04 August 2007
A Kent lawyer is urging couples to build more protection into their wills to safeguard the surviving spouse, advocating a nil-rate band discretionary trust.
Despite the recent headline-grabbing Phizackerley case involving a discretionary trust where the inheritance tax saving was lost, Sarah Bogard – specialist in wills and personal tax issues at leading south east law firm Furley Page - says such trusts are very effective if they are set up in the correct way.
“You should consider a trust if historically – as in the Phizackerley case – only one of you has been the breadwinner in the family and if you envisage that within about two years of the first death the survivor might decide to move house.”

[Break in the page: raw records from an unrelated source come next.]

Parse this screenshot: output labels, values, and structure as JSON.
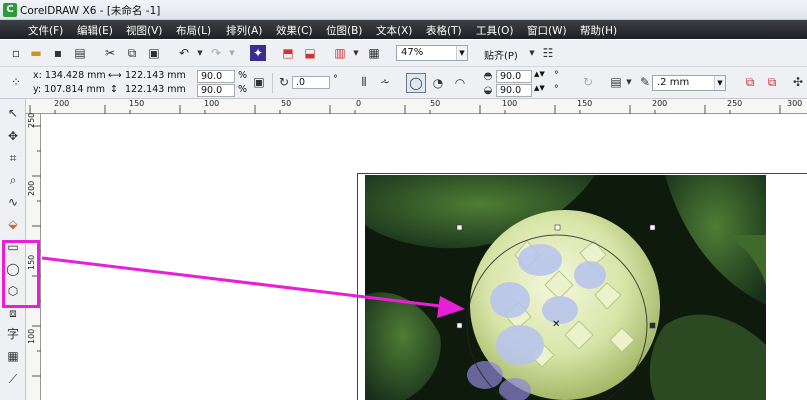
{
  "window": {
    "title": "CorelDRAW X6 - [未命名 -1]",
    "logo": "corel-logo"
  },
  "menu": [
    "文件(F)",
    "编辑(E)",
    "视图(V)",
    "布局(L)",
    "排列(A)",
    "效果(C)",
    "位图(B)",
    "文本(X)",
    "表格(T)",
    "工具(O)",
    "窗口(W)",
    "帮助(H)"
  ],
  "toolbar": {
    "zoom": "47%",
    "snap": "贴齐(P)"
  },
  "property_bar": {
    "x": "x: 134.428 mm",
    "y": "y: 107.814 mm",
    "w": "122.143 mm",
    "h": "122.143 mm",
    "scale_x": "90.0",
    "scale_y": "90.0",
    "percent": "%",
    "rotation": ".0",
    "degree": "°",
    "start_angle": "90.0",
    "end_angle": "90.0",
    "outline": ".2 mm"
  },
  "ruler": {
    "h_ticks": [
      "200",
      "150",
      "100",
      "50",
      "0",
      "50",
      "100",
      "150",
      "200",
      "250",
      "300"
    ],
    "v_ticks": [
      "250",
      "200",
      "150",
      "100"
    ]
  },
  "annotation": {
    "highlight_color": "#e81fd6",
    "arrow_color": "#e81fd6"
  },
  "colors": {
    "menubar": "#2b2e33",
    "page_border": "#444444"
  }
}
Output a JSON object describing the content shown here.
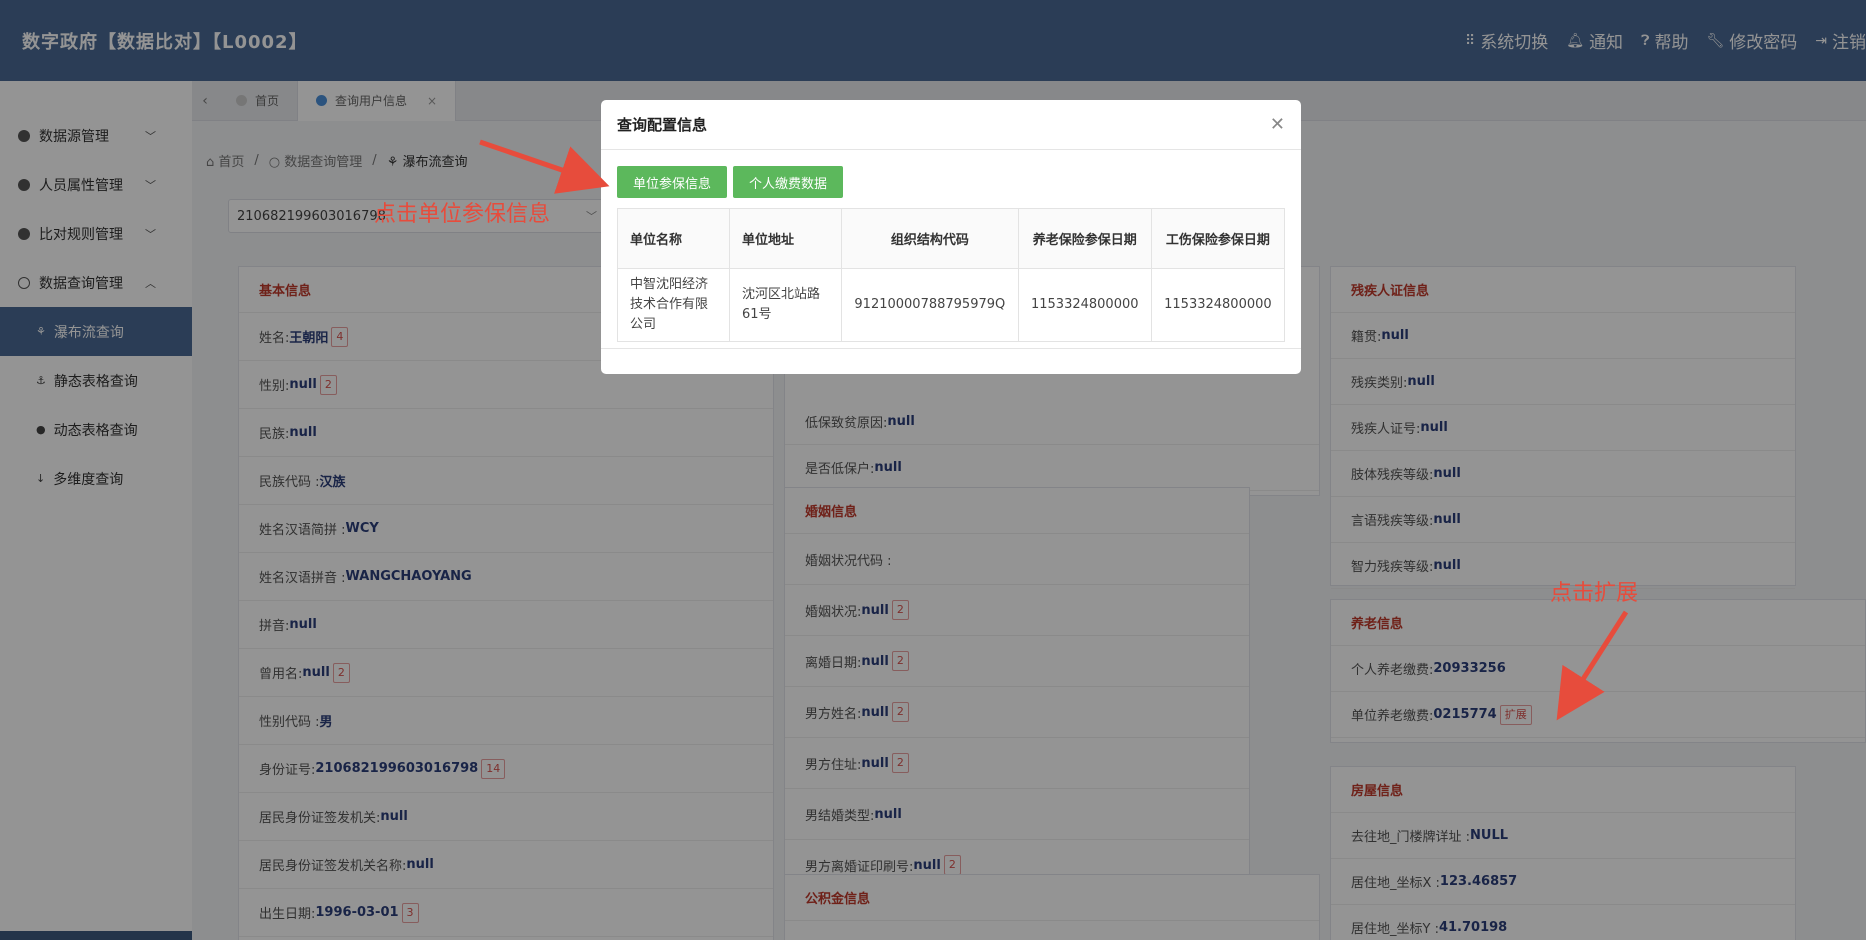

The Phizackerley ruling turned on very specific facts. Mrs Phizackerley hadn’t worked during her married life and left her nil-rate sum to the trustees of her will. Her interest in the house went to her husband in exchange for his IOU to the trustees. After his death, HMRC Capital Taxes claimed the IOU was non-deductable because of certain anti-avoidance legislation.
But Sarah adds: “If you have completed tax efficient wills in the last few years the provisions of the trust should be wide enough to satisfy the cash legacy to the trustees by a charge where there are insufficient cash assets.
“The charge is different from an IOU in that the surviving spouse isn’t personally liable for the debt. This should prevent the anti-avoidance legislation from applying.”